I have not any secondary ip address on any interface.

if my network topo is like this:

--pc1---7507----6509----pc2

and all the related route has been added.

if pc2 send arp request for pc1,would 6509 send proxy-arp reply to pc2 ? Of course,6509 has static route for pc1 which point to 7507.

thanks!

Kevin Dorrell · ‎05-01-2005

Henry,

I mean the next-hop of the route. There is no point in a router offering to dorward the traffic if its next hop is on the same subnet as the requester.

But I think if we are to discuss this further, it would be useful to know all your addressing and masks as my previous posting. Then we can work out what is going on.
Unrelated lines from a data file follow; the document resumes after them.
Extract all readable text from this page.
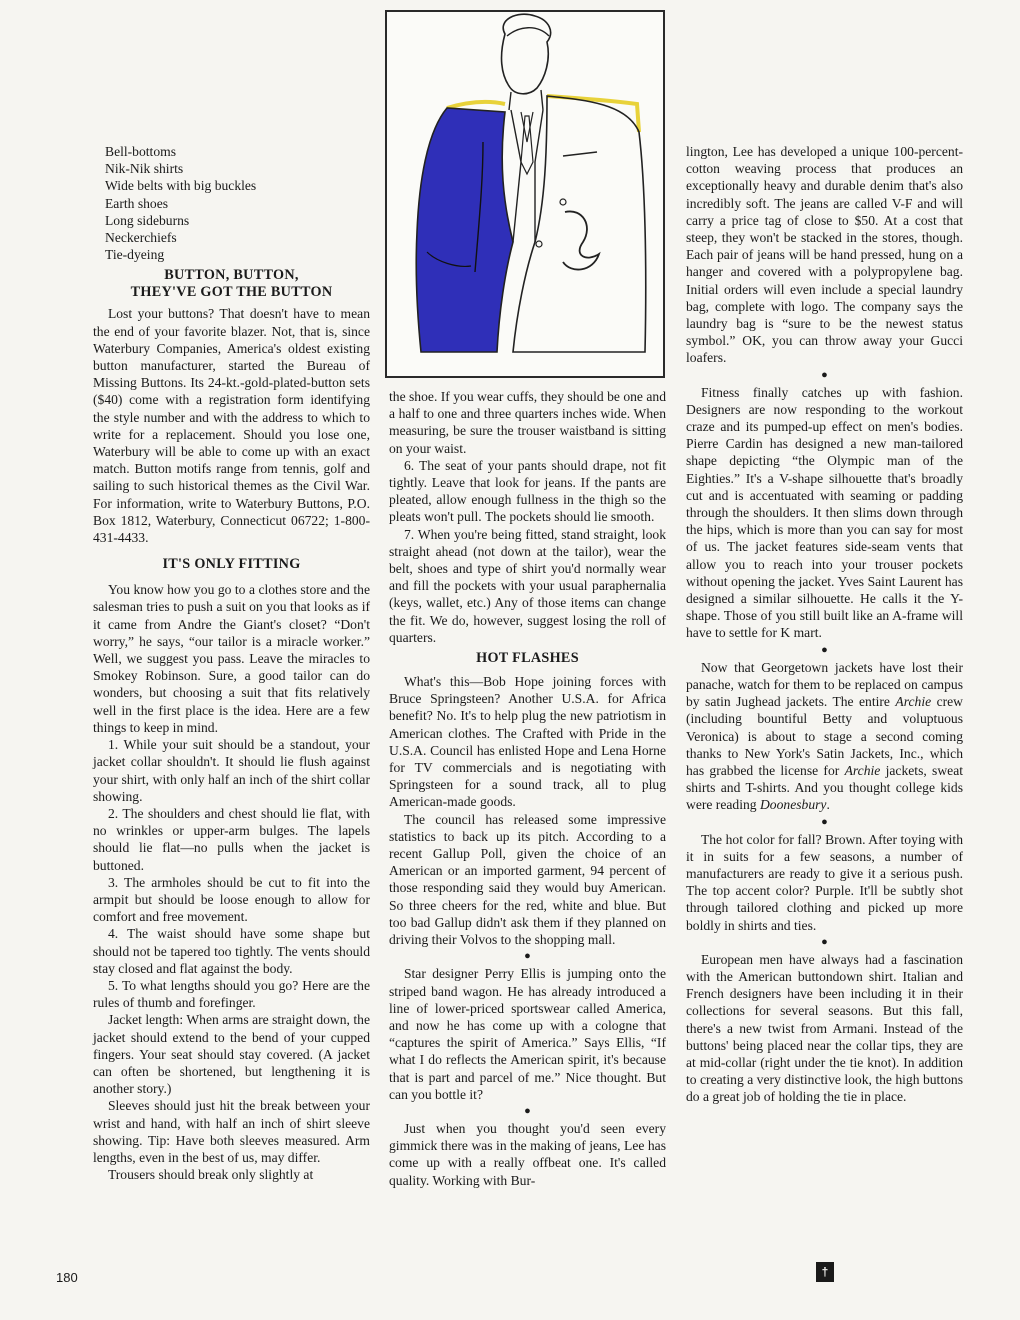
Bell-bottoms
Nik-Nik shirts
Wide belts with big buckles
Earth shoes
Long sideburns
Neckerchiefs
Tie-dyeing
BUTTON, BUTTON,
THEY'VE GOT THE BUTTON

Lost your buttons? That doesn't have to mean the end of your favorite blazer. Not, that is, since Waterbury Companies, America's oldest existing button manufacturer, started the Bureau of Missing Buttons. Its 24-kt.-gold-plated-button sets ($40) come with a registration form identifying the style number and with the address to which to write for a replacement. Should you lose one, Waterbury will be able to come up with an exact match. Button motifs range from tennis, golf and sailing to such historical themes as the Civil War. For information, write to Waterbury Buttons, P.O. Box 1812, Waterbury, Connecticut 06722; 1-800-431-4433.

IT'S ONLY FITTING

You know how you go to a clothes store and the salesman tries to push a suit on you that looks as if it came from Andre the Giant's closet? “Don't worry,” he says, “our tailor is a miracle worker.” Well, we suggest you pass. Leave the miracles to Smokey Robinson. Sure, a good tailor can do wonders, but choosing a suit that fits relatively well in the first place is the idea. Here are a few things to keep in mind.

1. While your suit should be a standout, your jacket collar shouldn't. It should lie flush against your shirt, with only half an inch of the shirt collar showing.

2. The shoulders and chest should lie flat, with no wrinkles or upper-arm bulges. The lapels should lie flat—no pulls when the jacket is buttoned.

3. The armholes should be cut to fit into the armpit but should be loose enough to allow for comfort and free movement.

4. The waist should have some shape but should not be tapered too tightly. The vents should stay closed and flat against the body.

5. To what lengths should you go? Here are the rules of thumb and forefinger.

Jacket length: When arms are straight down, the jacket should extend to the bend of your cupped fingers. Your seat should stay covered. (A jacket can often be shortened, but lengthening it is another story.)

Sleeves should just hit the break between your wrist and hand, with half an inch of shirt sleeve showing. Tip: Have both sleeves measured. Arm lengths, even in the best of us, may differ.

Trousers should break only slightly at

the shoe. If you wear cuffs, they should be one and a half to one and three quarters inches wide. When measuring, be sure the trouser waistband is sitting on your waist.

6. The seat of your pants should drape, not fit tightly. Leave that look for jeans. If the pants are pleated, allow enough fullness in the thigh so the pleats won't pull. The pockets should lie smooth.

7. When you're being fitted, stand straight, look straight ahead (not down at the tailor), wear the belt, shoes and type of shirt you'd normally wear and fill the pockets with your usual paraphernalia (keys, wallet, etc.) Any of those items can change the fit. We do, however, suggest losing the roll of quarters.

HOT FLASHES

What's this—Bob Hope joining forces with Bruce Springsteen? Another U.S.A. for Africa benefit? No. It's to help plug the new patriotism in American clothes. The Crafted with Pride in the U.S.A. Council has enlisted Hope and Lena Horne for TV commercials and is negotiating with Springsteen for a sound track, all to plug American-made goods.

The council has released some impressive statistics to back up its pitch. According to a recent Gallup Poll, given the choice of an American or an imported garment, 94 percent of those responding said they would buy American. So three cheers for the red, white and blue. But too bad Gallup didn't ask them if they planned on driving their Volvos to the shopping mall.

●

Star designer Perry Ellis is jumping onto the striped band wagon. He has already introduced a line of lower-priced sportswear called America, and now he has come up with a cologne that “captures the spirit of America.” Says Ellis, “If what I do reflects the American spirit, it's because that is part and parcel of me.” Nice thought. But can you bottle it?

●

Just when you thought you'd seen every gimmick there was in the making of jeans, Lee has come up with a really offbeat one. It's called quality. Working with Bur-

lington, Lee has developed a unique 100-percent-cotton weaving process that produces an exceptionally heavy and durable denim that's also incredibly soft. The jeans are called V-F and will carry a price tag of close to $50. At a cost that steep, they won't be stacked in the stores, though. Each pair of jeans will be hand pressed, hung on a hanger and covered with a polypropylene bag. Initial orders will even include a special laundry bag, complete with logo. The company says the laundry bag is “sure to be the newest status symbol.” OK, you can throw away your Gucci loafers.

●

Fitness finally catches up with fashion. Designers are now responding to the workout craze and its pumped-up effect on men's bodies. Pierre Cardin has designed a new man-tailored shape depicting “the Olympic man of the Eighties.” It's a V-shape silhouette that's broadly cut and is accentuated with seaming or padding through the shoulders. It then slims down through the hips, which is more than you can say for most of us. The jacket features side-seam vents that allow you to reach into your trouser pockets without opening the jacket. Yves Saint Laurent has designed a similar silhouette. He calls it the Y-shape. Those of you still built like an A-frame will have to settle for K mart.

●

Now that Georgetown jackets have lost their panache, watch for them to be replaced on campus by satin Jughead jackets. The entire Archie crew (including bountiful Betty and voluptuous Veronica) is about to stage a second coming thanks to New York's Satin Jackets, Inc., which has grabbed the license for Archie jackets, sweat shirts and T-shirts. And you thought college kids were reading Doonesbury.

●

The hot color for fall? Brown. After toying with it in suits for a few seasons, a number of manufacturers are ready to give it a serious push. The top accent color? Purple. It'll be subtly shot through tailored clothing and picked up more boldly in shirts and ties.

●

European men have always had a fascination with the American buttondown shirt. Italian and French designers have been including it in their collections for several seasons. But this fall, there's a new twist from Armani. Instead of the buttons' being placed near the collar tips, they are at mid-collar (right under the tie knot). In addition to creating a very distinctive look, the high buttons do a great job of holding the tie in place.

180	†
Otherwise there are too many unknowns.

Kevin Dorrell

Luxembourg

henrybb · ‎05-02-2005

My network addressing is:

390--(cip connection)--7507-(f1)-host2---(vlan2)-6509-(vlan3)---host3

ip of 390 is 10.0.23.18/30

ip of cip card on 7507 is 10.0.23.17/30

ip of 7507's f1 is 10.0.16.249/24

ip of 6509's vlan2 is 10.0.16.253/24

ip of 6509's vlan3 is 10.0.19.253/24

ip of host3 is 10.0.19.35/24

ip of host2 is 10.0.16.1/8

route on 390 is default route which pointed to 10.0.23.17

route on 7507 is default route which pointed to 10.0.23.253

no default gateway or other route on host2

route on host3 is default gateway which pointed to 10.0.19.253

route on 6509 is 10.0.23.16/30 which pointed to 10.0.16.249

proxy-arp is enabled on 7507's f1 and proxy-arp is disabled on 6509's vlan2

From what you said,7507 wouldn't answer arp-request which host2 send for host3 because next-hop is the same interface.

But if I enabled proxy-arp on 6509's vlan2,it would answer arp-request which host2 send for 390 ip (10.0.23.17). But in theory, it shouldn't answer.

I just can suppose whether there is bug for proxy-arp on 6509.

thanks!

don.fortes · ‎05-01-2005

you have answered your question "why proxy arp does not work?" proxy arp is disabled.

You can resolve your ping issue by adding a default gateway on host2 or enabling proxy arp.